5. Reserved Shareholder Matters: Obtain the prior approval of the parties for any matters listed in Section 5.1. This includes issuing shares, selling the company, altering the memorandum and articles, and entering into significant contracts.
6. Transfer of Shares: Follow the process outlined in Section 6 for transferring shares between the parties. Serve a transfer notice if you wish to sell shares, and allow the other party the opportunity to purchase the shares at the specified price. If necessary, determine the fair price with the assistance of auditors.
7. Confidentiality: Ensure that all parties and their employees adhere to the confidentiality obligations set out in Section 7. Safeguard company information and avoid unauthorized disclosure.
8. Restrictions on the Parties: Comply with the restrictions outlined in Section 8. Refrain from engaging in any competing business during the term of the agreement, unless permitted by the exceptions mentioned.
9. Term and Termination: Respect the minimum term of the agreement as specified in Section 9. Give prior notice if you wish to terminate the agreement, and be aware of the circumstances that may lead to immediate termination.
10. Supremacy of this Agreement: Ensure that this agreement takes precedence over conflicting provisions in the memorandum and articles of the company. Adhere to the terms of this agreement to avoid any conflicts.

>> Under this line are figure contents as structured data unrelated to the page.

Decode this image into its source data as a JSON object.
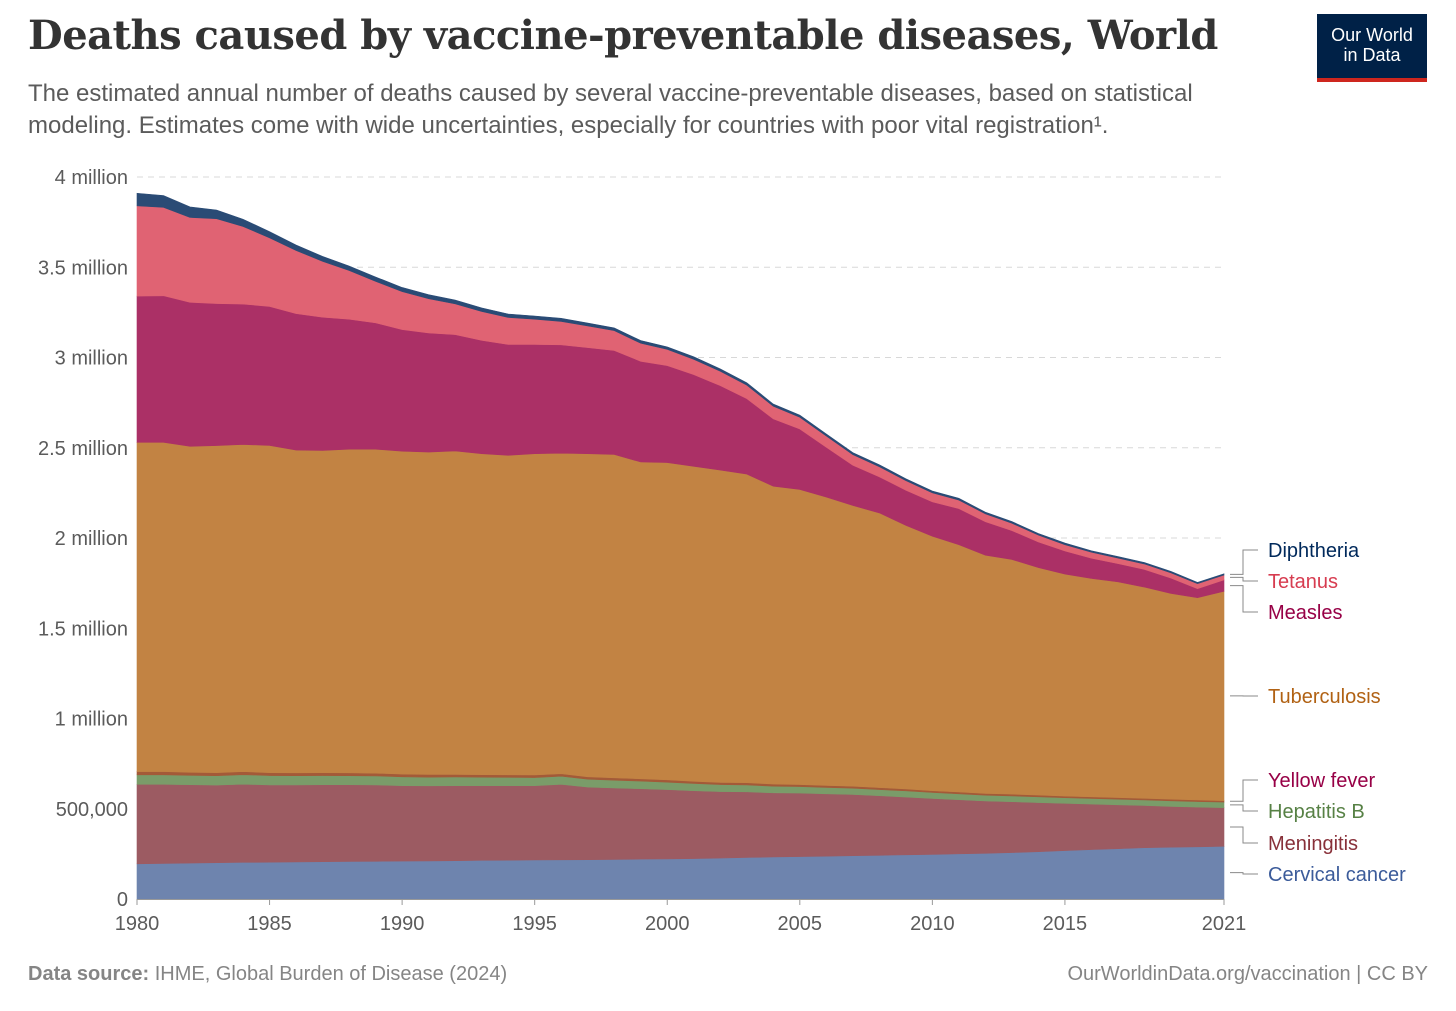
{
  "title": "Deaths caused by vaccine-preventable diseases, World",
  "subtitle": "The estimated annual number of deaths caused by several vaccine-preventable diseases, based on statistical modeling. Estimates come with wide uncertainties, especially for countries with poor vital registration¹.",
  "logo": {
    "line1": "Our World",
    "line2": "in Data",
    "bg": "#002147",
    "accent": "#ce261e"
  },
  "footer": {
    "source_label": "Data source:",
    "source_text": "IHME, Global Burden of Disease (2024)",
    "right_text": "OurWorldinData.org/vaccination | CC BY"
  },
  "chart_data": {
    "type": "area",
    "stacked": true,
    "x": [
      1980,
      1981,
      1982,
      1983,
      1984,
      1985,
      1986,
      1987,
      1988,
      1989,
      1990,
      1991,
      1992,
      1993,
      1994,
      1995,
      1996,
      1997,
      1998,
      1999,
      2000,
      2001,
      2002,
      2003,
      2004,
      2005,
      2006,
      2007,
      2008,
      2009,
      2010,
      2011,
      2012,
      2013,
      2014,
      2015,
      2016,
      2017,
      2018,
      2019,
      2020,
      2021
    ],
    "xlim": [
      1980,
      2021
    ],
    "ylim": [
      0,
      4000000
    ],
    "x_ticks": [
      {
        "value": 1980,
        "label": "1980"
      },
      {
        "value": 1985,
        "label": "1985"
      },
      {
        "value": 1990,
        "label": "1990"
      },
      {
        "value": 1995,
        "label": "1995"
      },
      {
        "value": 2000,
        "label": "2000"
      },
      {
        "value": 2005,
        "label": "2005"
      },
      {
        "value": 2010,
        "label": "2010"
      },
      {
        "value": 2015,
        "label": "2015"
      },
      {
        "value": 2021,
        "label": "2021"
      }
    ],
    "y_ticks": [
      {
        "value": 0,
        "label": "0"
      },
      {
        "value": 500000,
        "label": "500,000"
      },
      {
        "value": 1000000,
        "label": "1 million"
      },
      {
        "value": 1500000,
        "label": "1.5 million"
      },
      {
        "value": 2000000,
        "label": "2 million"
      },
      {
        "value": 2500000,
        "label": "2.5 million"
      },
      {
        "value": 3000000,
        "label": "3 million"
      },
      {
        "value": 3500000,
        "label": "3.5 million"
      },
      {
        "value": 4000000,
        "label": "4 million"
      }
    ],
    "grid": "horizontal-dashed",
    "legend": "right, labels at series ends",
    "series": [
      {
        "name": "Cervical cancer",
        "color": "#6e84ae",
        "label_color": "#3b5b9a",
        "values": [
          195000,
          197000,
          199000,
          201000,
          203000,
          204000,
          205000,
          207000,
          208000,
          209000,
          210000,
          211000,
          212000,
          214000,
          215000,
          216000,
          217000,
          218000,
          219000,
          221000,
          222000,
          224000,
          227000,
          230000,
          233000,
          235000,
          237000,
          240000,
          242000,
          245000,
          247000,
          250000,
          253000,
          257000,
          262000,
          268000,
          274000,
          279000,
          284000,
          287000,
          289000,
          292000
        ]
      },
      {
        "name": "Meningitis",
        "color": "#9c5b62",
        "label_color": "#883039",
        "values": [
          440000,
          438000,
          434000,
          430000,
          433000,
          428000,
          427000,
          426000,
          425000,
          423000,
          418000,
          416000,
          416000,
          414000,
          413000,
          412000,
          418000,
          402000,
          396000,
          390000,
          384000,
          376000,
          368000,
          364000,
          355000,
          352000,
          346000,
          339000,
          330000,
          320000,
          310000,
          300000,
          290000,
          282000,
          272000,
          262000,
          252000,
          243000,
          234000,
          226000,
          220000,
          214000
        ]
      },
      {
        "name": "Hepatitis B",
        "color": "#7a9c69",
        "label_color": "#578145",
        "values": [
          53000,
          53000,
          52000,
          52000,
          53000,
          52000,
          51000,
          51000,
          50000,
          50000,
          49000,
          48000,
          48000,
          47000,
          46000,
          45000,
          45000,
          44000,
          43000,
          42000,
          41000,
          40000,
          39000,
          38000,
          37000,
          36000,
          35000,
          35000,
          34000,
          34000,
          33000,
          33000,
          32000,
          32000,
          32000,
          31000,
          31000,
          31000,
          31000,
          31000,
          31000,
          31000
        ]
      },
      {
        "name": "Yellow fever",
        "color": "#a35a38",
        "label_color": "#970046",
        "label_color_note": "",
        "values": [
          18000,
          18000,
          17000,
          17000,
          17000,
          16000,
          16000,
          16000,
          16000,
          15000,
          15000,
          15000,
          14000,
          14000,
          14000,
          14000,
          14000,
          13000,
          13000,
          13000,
          13000,
          12000,
          12000,
          12000,
          12000,
          11000,
          11000,
          11000,
          11000,
          11000,
          10000,
          10000,
          10000,
          10000,
          10000,
          9000,
          9000,
          9000,
          9000,
          9000,
          9000,
          8000
        ]
      },
      {
        "name": "Tuberculosis",
        "color": "#c28343",
        "label_color": "#b16214",
        "values": [
          1824000,
          1824000,
          1806000,
          1812000,
          1812000,
          1813000,
          1788000,
          1785000,
          1793000,
          1795000,
          1789000,
          1786000,
          1792000,
          1778000,
          1770000,
          1780000,
          1776000,
          1790000,
          1792000,
          1755000,
          1758000,
          1745000,
          1730000,
          1710000,
          1650000,
          1635000,
          1598000,
          1555000,
          1522000,
          1460000,
          1410000,
          1370000,
          1320000,
          1300000,
          1260000,
          1230000,
          1210000,
          1195000,
          1170000,
          1140000,
          1120000,
          1160000
        ]
      },
      {
        "name": "Measles",
        "color": "#ab3066",
        "label_color": "#970046",
        "values": [
          810000,
          812000,
          798000,
          787000,
          778000,
          770000,
          756000,
          738000,
          720000,
          700000,
          674000,
          660000,
          645000,
          628000,
          614000,
          605000,
          600000,
          588000,
          576000,
          558000,
          537000,
          508000,
          468000,
          418000,
          373000,
          335000,
          276000,
          223000,
          200000,
          195000,
          190000,
          200000,
          185000,
          160000,
          142000,
          128000,
          112000,
          101000,
          98000,
          85000,
          50000,
          63000
        ]
      },
      {
        "name": "Tetanus",
        "color": "#e06373",
        "label_color": "#d73c50",
        "values": [
          500000,
          490000,
          470000,
          470000,
          430000,
          380000,
          350000,
          310000,
          270000,
          230000,
          210000,
          190000,
          170000,
          160000,
          150000,
          140000,
          130000,
          120000,
          110000,
          100000,
          90000,
          85000,
          80000,
          75000,
          70000,
          65000,
          62000,
          59000,
          56000,
          53000,
          50000,
          47000,
          44000,
          41000,
          38000,
          35000,
          33000,
          31000,
          30000,
          29000,
          28000,
          27000
        ]
      },
      {
        "name": "Diphtheria",
        "color": "#2a4b75",
        "label_color": "#00295b",
        "values": [
          70000,
          65000,
          58000,
          48000,
          40000,
          34000,
          30000,
          27000,
          25000,
          24000,
          23000,
          22000,
          21000,
          20000,
          19000,
          18000,
          17000,
          16000,
          15000,
          15000,
          14000,
          14000,
          13000,
          13000,
          12000,
          12000,
          11000,
          11000,
          11000,
          10000,
          10000,
          10000,
          9000,
          9000,
          9000,
          9000,
          8000,
          8000,
          8000,
          8000,
          7000,
          7000
        ]
      }
    ]
  }
}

11. Costs: Bear your own costs associated with incorporating the company and preparing and executing this agreement, as stated in Section 11.
12. No Partnership or Agency: Remember that this agreement does not establish a partnership or agency relationship between the parties. Do not commit or bind the other party without proper authorization.

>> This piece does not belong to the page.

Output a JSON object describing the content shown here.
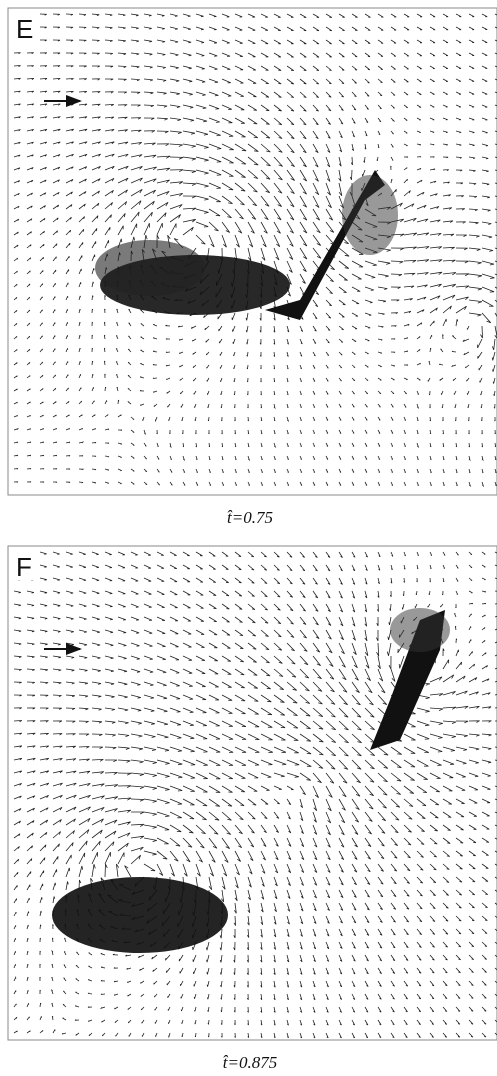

13. Entire Agreement: Recognize that this agreement, along with any other agreements entered into on completion, constitutes the entire agreement between the parties. Disregard any previous heads of agreement.
14. Mutual Consultation and Goodwill: Act in good faith and consult with the other party on matters materially affecting the development of the business, as stated in Section 14.
15. Assignment: Do not assign your rights or obligations under this agreement without proper authorization. Ensure that any transfer of shares complies with the provisions of Section 15.
16. Conditions Precedent (if applicable): Fulfill or waive the conditions precedent outlined in Section 16 before completion of the agreement, if applicable.
17. Amendment: Any variation of this agreement must be in writing and signed by the parties, as mentioned in Section 17. Ensure that variations do not affect rights and obligations already accrued.
18. No Rights of Third Parties: Understand that third parties have no rights to enforce the terms of this agreement, as stated in Section 18.
19. Dispute Resolutions: Adhere to the jurisdiction and governing law specified in Section 19 for resolving any disputes arising from this agreement.
20. Notices and Service: Give notices in accordance with the requirements outlined in Section 20. Use the specified addresses and methods of service.
By following these steps, you can effectively use this shareholders agreement to govern the relations between the parties and ensure the smooth operation of the jointly-owned company.